What are biological therapies used for?
Biological therapies (sometimes called immunotherapy, biotherapy or biological response modifier therapy) use the body's immune system to fight cancer or to lessen the side effects that may be caused by some cancer treatments.
Biological therapies can have different names according to how they work. Some of the main types of biological therapies used to treat cancer are monoclonal antibodies, cancer growth inhibitors and angiogenesis inhibitors. Research is being undertaken to try to discover whether other types of biological therapy such as vaccines and gene therapy can be used to treat cancer. This type of research is in the very early stages.
Biological therapies include interferons, interleukins, colony-stimulating factors, monoclonal antibodies (MAB), vaccines, gene therapy, and nonspecific immunomodulating agents.
How do biological therapies work?
Biological response modifiers (BRMs) occur naturally in the body and can be produced in the laboratory. BRMs alter the interaction between the body's immune defences and cancer cells to boost, direct, or restore the body's ability to fight the disease.
There are several ways biological therapies work to destroy cancer cells. They can:
- attack the cancer cells by stimulating the body’s defences (immune system)
- attach to particular types of cells (including cancer cells) in the body so that they die
- interrupt the cancer cell’s chemical communication system and affect the cancer’s ability to grow
- stop a tumour from making its own blood supply so it can’t get the oxygen and nutrients it needs.
Some biological therapies will do just one of these things while others may use two or more of these methods to attack the cancer.
What are the common side effects?
Biological therapies can cause a number of side effects, which can vary widely from agent to agent and patient to patient.

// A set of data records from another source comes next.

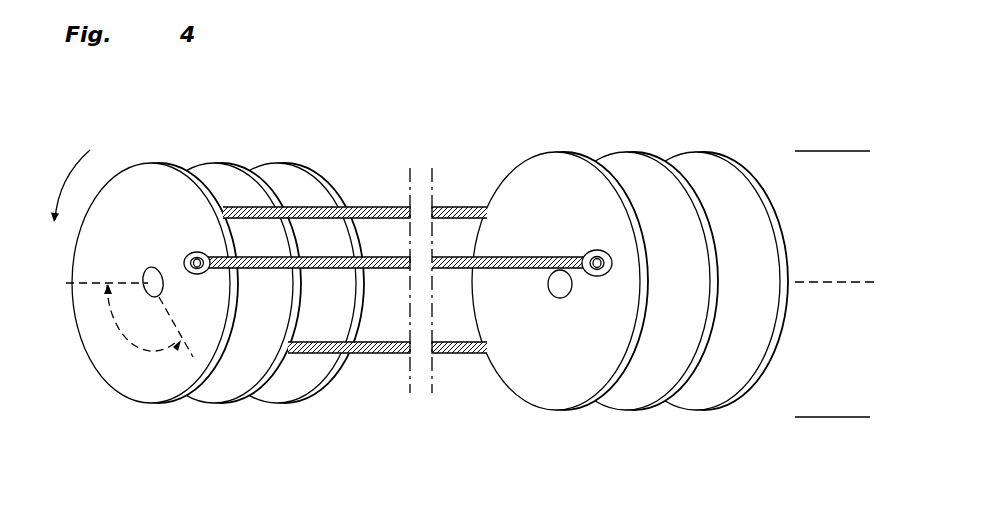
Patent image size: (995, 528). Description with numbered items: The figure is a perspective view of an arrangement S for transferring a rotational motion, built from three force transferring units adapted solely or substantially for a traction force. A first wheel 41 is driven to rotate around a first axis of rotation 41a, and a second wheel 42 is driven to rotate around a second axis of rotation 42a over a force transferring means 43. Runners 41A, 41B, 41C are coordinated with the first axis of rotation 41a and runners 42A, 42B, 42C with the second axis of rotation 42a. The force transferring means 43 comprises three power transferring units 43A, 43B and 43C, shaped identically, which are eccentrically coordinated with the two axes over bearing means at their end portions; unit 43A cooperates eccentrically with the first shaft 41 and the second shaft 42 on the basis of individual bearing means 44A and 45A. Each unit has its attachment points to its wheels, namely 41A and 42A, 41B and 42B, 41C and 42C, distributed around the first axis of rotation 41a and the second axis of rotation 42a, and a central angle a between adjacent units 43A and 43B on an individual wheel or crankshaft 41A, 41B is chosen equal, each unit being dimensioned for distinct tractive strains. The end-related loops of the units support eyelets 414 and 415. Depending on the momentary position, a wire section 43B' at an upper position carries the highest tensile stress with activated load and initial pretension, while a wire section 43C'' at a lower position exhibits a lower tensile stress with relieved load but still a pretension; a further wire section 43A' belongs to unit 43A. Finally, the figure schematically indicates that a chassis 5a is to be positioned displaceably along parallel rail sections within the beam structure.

The first wheel 41 is at (191, 281).
The runner 41A is at (147, 322).
The runner 41B is at (237, 162).
The runner 41C is at (287, 163).
The first axis of rotation 41a is at (147, 280).
The eyelet 414 is at (218, 330).
The bearing means 44A is at (191, 256).
The force transferring means 43 is at (388, 286).
The power transferring unit 43A is at (388, 371).
The wire section 43A' is at (410, 376).
The power transferring unit 43B is at (355, 141).
The wire section 43B' is at (364, 135).
The power transferring unit 43C is at (387, 425).
The wire section 43C'' is at (462, 430).
The second wheel 42 is at (667, 278).
The runner 42A is at (559, 299).
The runner 42B is at (635, 152).
The runner 42C is at (710, 152).
The second axis of rotation 42a is at (823, 282).
The bearing means 45A is at (592, 253).
The eyelet 415 is at (593, 277).
The chassis 5a is at (845, 151).
The arrangement for transferring a rotational motion S is at (414, 238).
The central angle a is at (110, 315).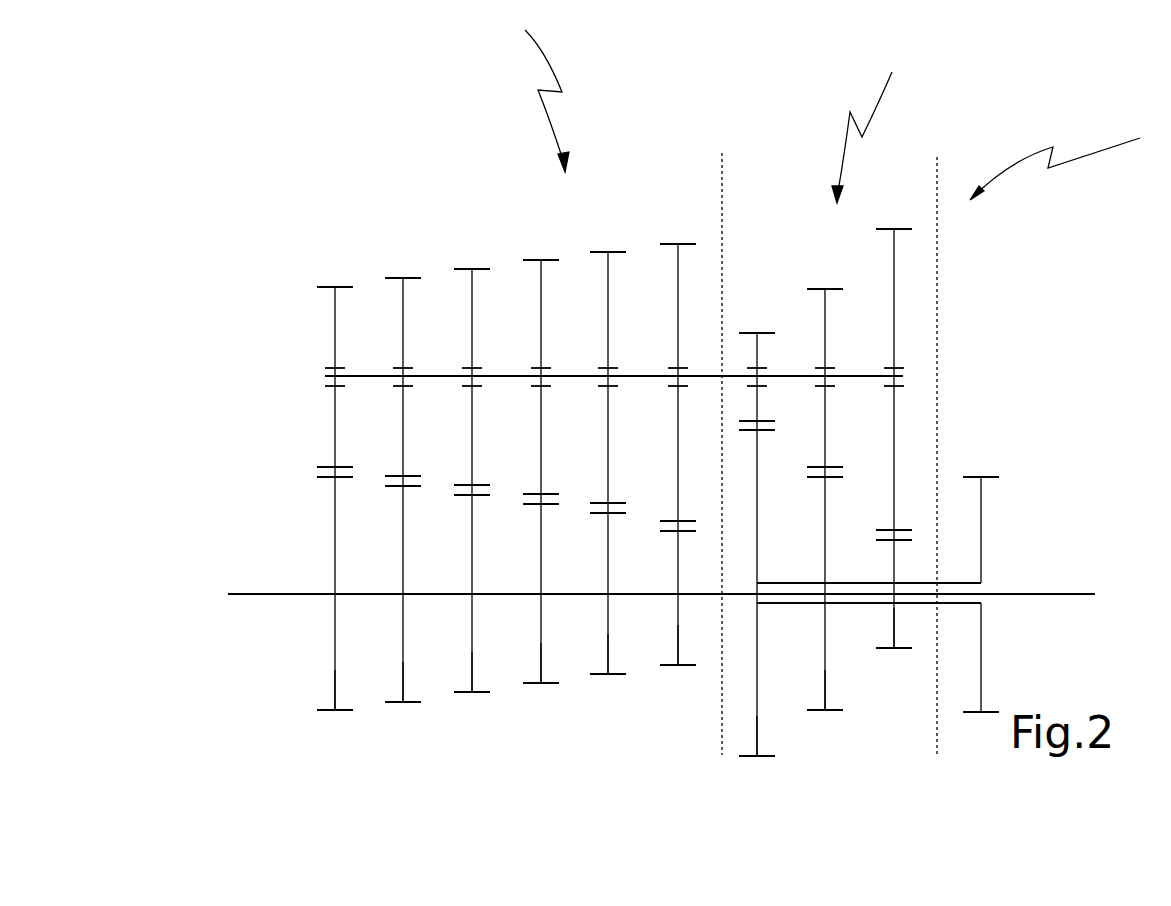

Rashes or swelling may develop at the site where the BRMs are injected. Several BRMs, including interferons and interleukins, may cause flu-like symptoms including fever, chills, nausea, vomiting, and appetite loss. Fatigue is another common side effect of some BRMs. Blood pressure may also be affected. The side effects of Interleukin – 2 (IL–2) can often be severe, depending on the dosage given. Patients need to be closely monitored during treatment with high doses of IL–2.
Side effects of Colony Stimulating Factors (CSFs) may include bone pain, fatigue, fever, and appetite loss. The side effects of MABs vary and serious allergic reactions may occur. Cancer vaccines can cause muscle aches and fever.
Prostate Cancer Foundation of Australia develops materials based on best available evidence and takes advice from recognised experts in the field in developing such resource; however it cannot guarantee and assumes no legal responsibility for the currency or completeness of the information.